Medicine and the law have, as Cardozo noted, been civilizing forces throughout history. Too much is at stake to deconstruct what took millennia to evolve. Probity demands careful scrutiny of those entrusted with these roles during Senate confirmation hearings. This prescription holds true even with the withdrawal of the president-elect’s first nominee for attorney general. It is a recommendation that must endure for future candidates for this office. Nominees may change but the norms articulated so eloquently by Cardozo must endure.
No one less than Justice Benjamin Cardozo reminds us of the solemnity of these posts. Life and death, progress or regression, hang in the balance. Hopefully Cardozo’s words from nearly a century ago will echo in the corridors of power today.

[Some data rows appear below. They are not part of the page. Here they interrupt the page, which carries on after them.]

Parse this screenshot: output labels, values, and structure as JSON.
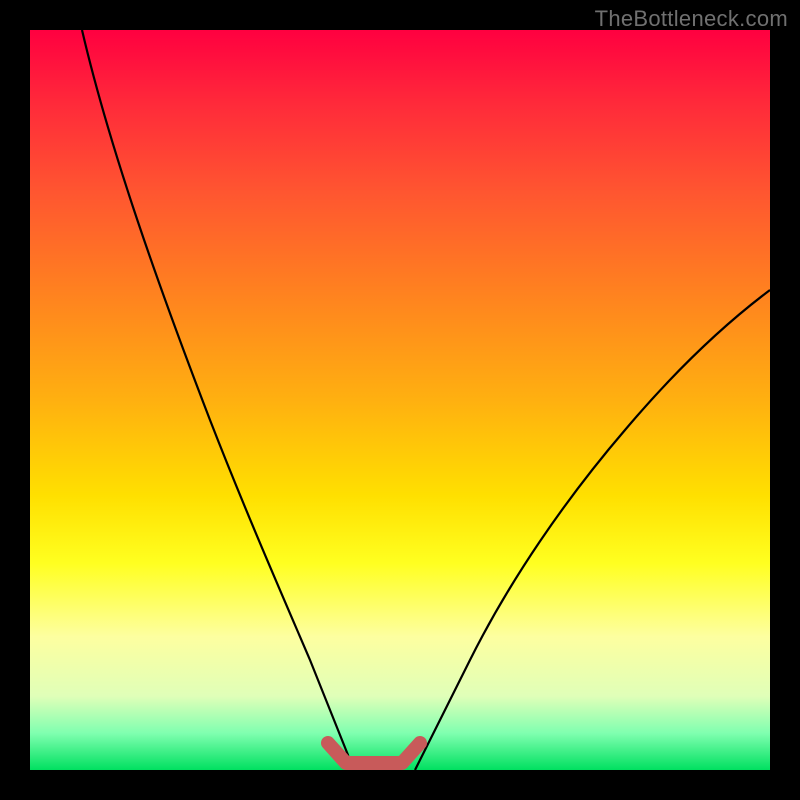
{
  "watermark": "TheBottleneck.com",
  "chart_data": {
    "type": "line",
    "title": "",
    "xlabel": "",
    "ylabel": "",
    "xlim": [
      0,
      100
    ],
    "ylim": [
      0,
      100
    ],
    "grid": false,
    "legend": false,
    "series": [
      {
        "name": "left-curve",
        "x": [
          7,
          12,
          18,
          24,
          30,
          35,
          38,
          41,
          43
        ],
        "y": [
          100,
          82,
          63,
          45,
          27,
          13,
          6,
          2,
          0
        ]
      },
      {
        "name": "right-curve",
        "x": [
          52,
          55,
          60,
          66,
          74,
          83,
          92,
          100
        ],
        "y": [
          0,
          3,
          10,
          20,
          33,
          46,
          57,
          65
        ]
      },
      {
        "name": "trough-highlight",
        "x": [
          40,
          43,
          50,
          53
        ],
        "y": [
          3,
          0,
          0,
          3
        ]
      }
    ],
    "annotations": [],
    "background": "rainbow-vertical-gradient"
  }
}
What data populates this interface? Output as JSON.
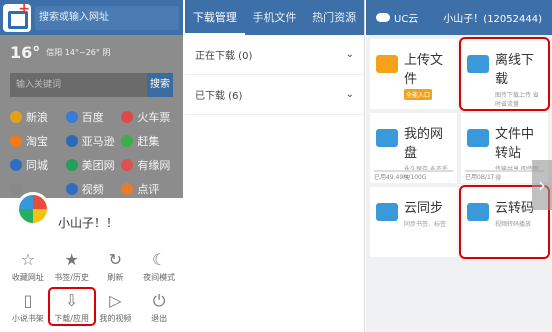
{
  "browser": {
    "url_placeholder": "搜索或输入网址",
    "weather": {
      "temp": "16°",
      "detail": "信阳 14°~26° 阴"
    },
    "search": {
      "placeholder": "输入关键词",
      "button": "搜索"
    },
    "sites": [
      {
        "label": "新浪",
        "color": "#e3a11b"
      },
      {
        "label": "百度",
        "color": "#3a7bd5"
      },
      {
        "label": "火车票",
        "color": "#e04848"
      },
      {
        "label": "淘宝",
        "color": "#f27a1a"
      },
      {
        "label": "亚马逊",
        "color": "#2a6bb7"
      },
      {
        "label": "赶集",
        "color": "#3bae4a"
      },
      {
        "label": "同城",
        "color": "#2d6ec1"
      },
      {
        "label": "美团网",
        "color": "#25a05a"
      },
      {
        "label": "有缘网",
        "color": "#e05050"
      },
      {
        "label": "",
        "color": "#888"
      },
      {
        "label": "视频",
        "color": "#2d6ec1"
      },
      {
        "label": "点评",
        "color": "#e87b2c"
      }
    ],
    "menu": {
      "username": "小山子！！",
      "items": [
        {
          "label": "收藏网址",
          "icon": "star-icon"
        },
        {
          "label": "书签/历史",
          "icon": "bookmark-icon"
        },
        {
          "label": "刷新",
          "icon": "refresh-icon"
        },
        {
          "label": "夜间模式",
          "icon": "moon-icon"
        },
        {
          "label": "小说书架",
          "icon": "book-icon"
        },
        {
          "label": "下载/应用",
          "icon": "download-icon"
        },
        {
          "label": "我的视频",
          "icon": "video-icon"
        },
        {
          "label": "退出",
          "icon": "power-icon"
        }
      ]
    }
  },
  "downloads": {
    "tabs": [
      "下载管理",
      "手机文件",
      "热门资源"
    ],
    "rows": [
      {
        "label": "正在下载 (0)"
      },
      {
        "label": "已下载 (6)"
      }
    ]
  },
  "cloud": {
    "brand": "UC云",
    "user": "小山子！(12052444)",
    "tiles": [
      {
        "title": "上传文件",
        "sub": "",
        "badge": "全能入口",
        "color": "#f4a21c",
        "highlight": false
      },
      {
        "title": "离线下载",
        "sub": "图传下载上传 省时省流量",
        "badge": "",
        "color": "#3a9ad9",
        "highlight": true
      },
      {
        "title": "我的网盘",
        "sub": "永久保存 永不丢失",
        "meta": "已用49.49M/100G",
        "color": "#3a9ad9",
        "highlight": false
      },
      {
        "title": "文件中转站",
        "sub": "传输共享 即传即得",
        "meta": "已用0B/1T",
        "color": "#3a9ad9",
        "highlight": false
      },
      {
        "title": "云同步",
        "sub": "同步书签、标签",
        "color": "#3a9ad9",
        "highlight": false
      },
      {
        "title": "云转码",
        "sub": "视频转码播放",
        "color": "#3a9ad9",
        "highlight": true
      }
    ]
  }
}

Joseph J. Fins, M.D., D. Hum. Litt. (hc), M.A.C.P., F.R.C.P., is the E. William Davis Jr. M.D. Professor of Medical Ethics, a professor of medicine and chief of the division of medical ethics at Weill Cornell Medical College; Solomon Center Distinguished Scholar in Medicine, Bioethics and the Law and a Visiting Professor of Law at Yale Law School; and a member of the adjunct faculty at the Rockefeller University. He is a Hastings Center fellow and chair of the Center’s board of trustees. At the dawn of the current U.S. president’s administration he wrote an essay, “Science in the Biden White House: Eric Lander, Alondra Nelson and the Legacy of Lewis Thomas” for Hastings Bioethics Forum.
This article was very illuminating. I contend that the medical field would greatly benefit from adopting the wisdom found in our legal system by implementing appropriate safeguards within the evolving evidence-based practice models.
Such safeguards could help prevent the unchecked influence of biased or selective scientific advocacy, which often jeopardizes the interests and well-being of patients.
Learning from the Legal System: Implementing Safeguards in Evidence-Based Practice to Prevent Unbounded Scientific Advocacy
Evidence-Based Practice (EBP) in healthcare aims to provide scientifically grounded, standardized methods for clinical decision-making. However, in its application, EBP has unintentionally transformed healthcare professionals into advocates for specific treatment approaches, much like lawyers presenting cases in court. Clinicians are tasked with reviewing extensive bodies of literature, interpreting evidence, and championing what they believe is the best course of action for patients. While EBP was designed to improve patient care by using the best available evidence, it has also created significant challenges, particularly the rise of unbounded scientific advocacy. This occurs when clinicians, in their efforts to provide “evidence-based” care, selectively use literature to support their preferred methods, often disregarding alternative evidence or treatment approaches. Without the objective framework that the legal system provides through judicial oversight, precedent, and stare decisis, healthcare decisions are increasingly shaped by subjective interpretation, leaving patients vulnerable to biased or incomplete information. The EBP model could benefit from adopting safeguards from the legal system to seek to ensure that the best evidence has been identified without the influence of personal or professional biases, thereby protecting both the autonomy and ethical rights of patients.